Page MenuHomePhabricator

When no "master" database is configured, the ElasticSearch setup check can fatal
Open, NormalPublic

Description

See PHI36. To reproduce:

  • Configure a master + replica database cluster.
  • Configure MySQL indexing (the default config works).
  • "disable" the master database.
  • Restart the webserver.

Expect:

  • "No master configured" error.

Actual:

  • Fatal:
>>> UNRECOVERABLE FATAL ERROR <<<

Call to a member function getHealthRecord() on a non-object

.../phabricator/src/infrastructure/cluster/search/PhabricatorMySQLSearchHost.php:31


┻━┻ ︵ ¯\_(ツ)_/¯ ︵ ┻━┻

This error arises out of PhabricatorElasticsearchSetupCheck, which calls getAnyHostForRole('read') on each search service. This eventually ends up here, in PhabricatorMySQLSearchHost:

public function getHealthRecord() {
  if (!$this->healthRecord) {
    $ref = PhabricatorDatabaseRef::getMasterDatabaseRefForApplication(
      'search');
    $this->healthRecord = $ref->getHealthRecord();
  }
  return $this->healthRecord;
}

This method is proxying the health check for the underlying database master, but probably should not be. There is no guarantee such a database is configured. The parent class implements a default behavior of giving search services their own health checks, which seems correct. These services should likely have their own health checks.

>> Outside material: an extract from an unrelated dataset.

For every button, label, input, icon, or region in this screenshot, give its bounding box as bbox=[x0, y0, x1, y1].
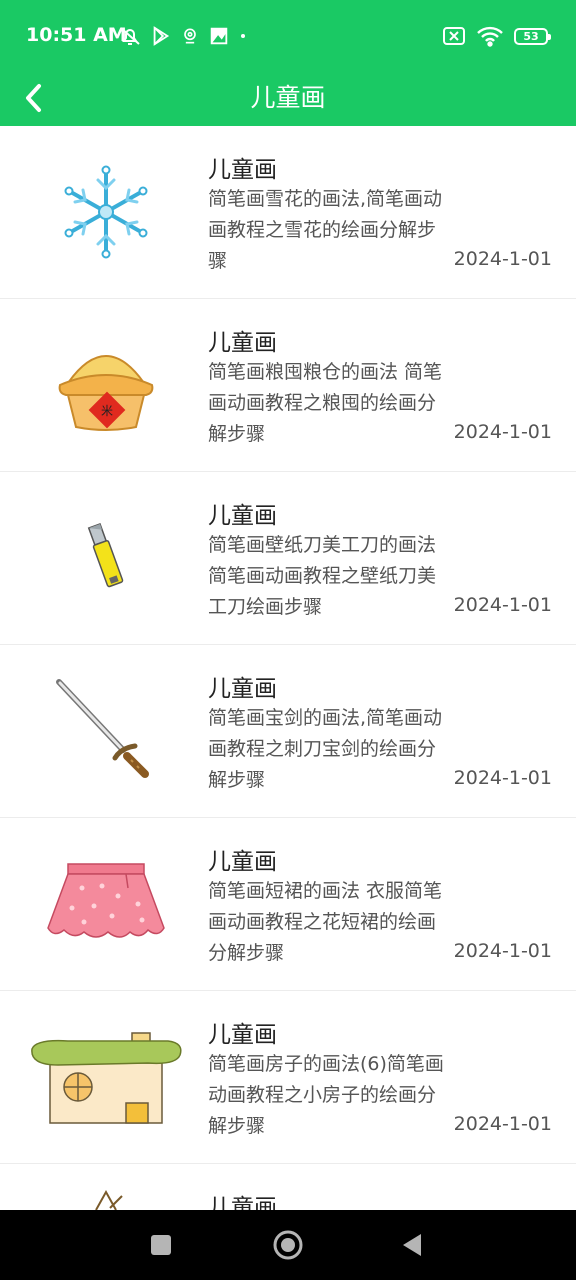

This is also probably wrong:

public function getConnectionStatus() {
  PhabricatorDatabaseRef::queryAll();
  $ref = PhabricatorDatabaseRef::getMasterDatabaseRefForApplication('search');
  $status = $ref->getConnectionStatus();
  return $status;
}

Initially, it's unclear why we're calling queryAll() without effect (perhaps it throws some exception we care about, but it would be good to get a note here to explain what's going on since it's totally unobvious to me). It's also possible that $ref returns as null. If so, we should probably either return false or raise a tailored exception like PhabricatorClusterNoHostForRoleException.

See T12450.


Since a customer is impacted I'm going to patch this in a very hacky way by simply skipping this check in readonly mode, and hope to revisit it in connection with T12819.